Study: CBCT may not reliably detect vertical root fractures

2014 12 18 10 41 03 613 Cbct 3 D Implants 200

If you suspect a patient has a vertical root fracture (VRF) in an endodontically treated tooth, what clinical tool is best to help you make that diagnosis?

Researchers from the University of Toronto Faculty of Dentistry in Ontario, Canada, wanted to find out if cone-beam CT (CBCT) is a reliable test for detecting vertical root fractures in endodontically treated teeth and conducted a systematic review of in vivo clinical diagnostic literature.

"Because of the significant imprecision in the range of reported estimates and the biases observed in the included studies, there is currently insufficient evidence to suggest that CBCT is a reliable test in detecting VRFs in endodontically treated teeth," lead study author Edwin Chang, DDS, and colleagues wrote in the Journal of Endodontics (JOE, November 26, 2015).

Previous research

In a previous study, U.K. researchers looked at only 21 teeth from 20 patients and suggested that the high specificity seen in both CBCT and digital radiography means both can reliably detect an unfractured tooth (J Endod, October 2014, Vol. 40:10, pp. 1524-1529). But, the authors of the current study noted that the specificity of CBCT may also indicate that it may not be capable of accurately detecting fractures and might be producing negative results.

Also, a meta-analysis conducted in 2013 by researchers in China studied the diagnostic accuracy of CBCT for tooth fractures. They found that CBCT has a high diagnostic accuracy and could be used in clinical settings. "We can be very confident with positive test results but should be very cautious with negative test results, especially for endodontically treated teeth," they noted (Journal of Dentistry, March 2014, Vol. 42:3, pp. 240-248).

The Canadian researchers of the current study winnowed more than 2,300 studies down to four after assessing their methodological quality. The sample sizes in these four studies ranged from 10 to 49 teeth. However, as the authors reported, the calculated prevalence of vertical root fractors ranged from 40% to 90% in these four studies.

Even more concerning was the "large variation" in the reported agreement values among the interpreters, they noted. Two of the studies reported no intrarater or interrater scores; one reported a wide range of intrarater and interrater agreement scores (from 51% to 100% and 25% to 79%, respectively); and one study reported very good interrater agreement (94%).

Practical diagnosis

"Our findings are not in agreement with a 2013 meta-analysis that evaluated the diagnostic ability of CBCT in detecting any type of root fracture (vertical and horizontal) in both endodontically and nonendodontically treated teeth," the authors wrote.

In the meta-analysis, the researchers pooled estimates of sensitivity of 92% and specificity of 85%, and they suggested that CBCT is a "highly discriminative test." They also commented that the sensitivity of CBCT was decreased when endodontic treatment had occurred.

“To maximize the chances of detecting a VRF by using CBCT, the clinician's best tools still consist of what is done before the CBCT”
— Edwin Chang, DDS, and colleagues

The results of the current study should be interpreted cautiously, according to the authors of the JOE study.

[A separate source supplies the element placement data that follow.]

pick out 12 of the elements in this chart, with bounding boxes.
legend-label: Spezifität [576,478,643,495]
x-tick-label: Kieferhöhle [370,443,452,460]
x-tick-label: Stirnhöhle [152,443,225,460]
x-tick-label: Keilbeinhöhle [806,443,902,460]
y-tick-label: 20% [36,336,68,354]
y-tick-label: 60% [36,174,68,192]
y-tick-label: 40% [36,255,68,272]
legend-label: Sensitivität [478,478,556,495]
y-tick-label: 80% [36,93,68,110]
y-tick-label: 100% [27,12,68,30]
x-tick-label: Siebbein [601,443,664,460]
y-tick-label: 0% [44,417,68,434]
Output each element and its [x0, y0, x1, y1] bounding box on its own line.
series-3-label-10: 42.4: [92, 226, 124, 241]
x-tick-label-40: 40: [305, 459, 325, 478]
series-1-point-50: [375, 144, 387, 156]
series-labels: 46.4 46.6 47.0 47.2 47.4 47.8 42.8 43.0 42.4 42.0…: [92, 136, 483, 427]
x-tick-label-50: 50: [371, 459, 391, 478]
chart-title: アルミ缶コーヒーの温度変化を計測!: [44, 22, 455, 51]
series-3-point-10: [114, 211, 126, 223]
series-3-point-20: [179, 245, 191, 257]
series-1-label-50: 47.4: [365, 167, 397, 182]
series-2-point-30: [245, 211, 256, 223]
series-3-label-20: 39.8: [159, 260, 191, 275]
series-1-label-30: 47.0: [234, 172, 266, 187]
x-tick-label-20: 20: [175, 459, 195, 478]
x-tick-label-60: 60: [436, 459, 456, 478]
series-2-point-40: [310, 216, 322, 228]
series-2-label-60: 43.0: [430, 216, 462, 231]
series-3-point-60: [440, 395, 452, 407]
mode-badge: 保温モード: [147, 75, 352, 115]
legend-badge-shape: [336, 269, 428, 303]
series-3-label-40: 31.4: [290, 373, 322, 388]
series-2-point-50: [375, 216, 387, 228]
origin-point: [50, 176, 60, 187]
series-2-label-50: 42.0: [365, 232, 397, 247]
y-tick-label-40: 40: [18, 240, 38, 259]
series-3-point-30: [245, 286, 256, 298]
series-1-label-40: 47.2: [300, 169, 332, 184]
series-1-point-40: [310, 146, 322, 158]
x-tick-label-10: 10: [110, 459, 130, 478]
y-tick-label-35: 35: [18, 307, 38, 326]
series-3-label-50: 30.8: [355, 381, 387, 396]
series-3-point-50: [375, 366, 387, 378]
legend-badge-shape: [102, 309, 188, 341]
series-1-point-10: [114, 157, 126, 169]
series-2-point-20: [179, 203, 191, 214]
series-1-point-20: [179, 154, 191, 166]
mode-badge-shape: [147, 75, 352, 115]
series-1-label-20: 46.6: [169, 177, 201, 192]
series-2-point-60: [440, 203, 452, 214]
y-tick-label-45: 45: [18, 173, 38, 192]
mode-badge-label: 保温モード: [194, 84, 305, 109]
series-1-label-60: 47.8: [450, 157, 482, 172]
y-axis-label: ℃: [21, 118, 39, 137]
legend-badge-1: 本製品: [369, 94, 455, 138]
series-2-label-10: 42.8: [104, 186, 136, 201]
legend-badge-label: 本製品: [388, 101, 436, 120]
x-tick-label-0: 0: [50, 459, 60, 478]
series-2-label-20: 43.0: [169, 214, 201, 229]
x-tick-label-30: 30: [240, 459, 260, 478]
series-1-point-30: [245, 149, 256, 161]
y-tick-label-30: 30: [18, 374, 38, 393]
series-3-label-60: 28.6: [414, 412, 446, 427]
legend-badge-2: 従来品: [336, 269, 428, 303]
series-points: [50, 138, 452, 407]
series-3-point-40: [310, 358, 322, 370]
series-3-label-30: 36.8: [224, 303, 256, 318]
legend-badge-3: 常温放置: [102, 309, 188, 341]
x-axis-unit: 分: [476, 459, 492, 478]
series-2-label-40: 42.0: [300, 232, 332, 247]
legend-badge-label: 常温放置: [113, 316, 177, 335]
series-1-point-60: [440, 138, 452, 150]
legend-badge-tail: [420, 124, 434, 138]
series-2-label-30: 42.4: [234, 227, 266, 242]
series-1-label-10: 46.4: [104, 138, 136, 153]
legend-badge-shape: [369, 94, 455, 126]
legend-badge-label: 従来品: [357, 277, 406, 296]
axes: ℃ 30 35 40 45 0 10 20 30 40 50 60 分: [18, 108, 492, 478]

"Because of the relatively subjective nature of radiologic interpretation, another source of variability is the possibility of positivity threshold effects that can directly affect the final sensitivity and specificity values," they wrote.

They give the example that observers who interpret root fractures as present only if they clearly see a distracted fracture plane centered within a region of periradicular bone loss may produce higher specificity and lower sensitivity values, compared with less conservative observers who record fracture presence despite seeing similarly appearing imaging artifacts nearby.

The most clinically relevant question for both the patient who has undergone CBCT imaging and the treating practitioner is: "What is the probability that the interpretation of presence or absence of VRF is correct?"

The authors emphasize that to answer this crucial question, the clinician must first understand the relationship between pretest probability and post-test probability. When disease prevalence is high, post-test probability also is high, they noted. And correspondingly, if there is low pretest prevalence, the post-test prevalence also decreases correspondingly.

"The lower the sensitivity and specificity of a test, the stronger the relationship between prevalence and predictive values," the authors wrote.

Their takeaway for the practitioner is that disease prevalence must first be measured to determine if a patient falls into either of the low or high probability categories.

"To maximize the chances of detecting a VRF by using CBCT, the clinician's best tools still consist of what is done before the CBCT (i.e., a thorough clinical examination and recognizing the signs and symptoms that are suggestive of a VRF)," the authors concluded.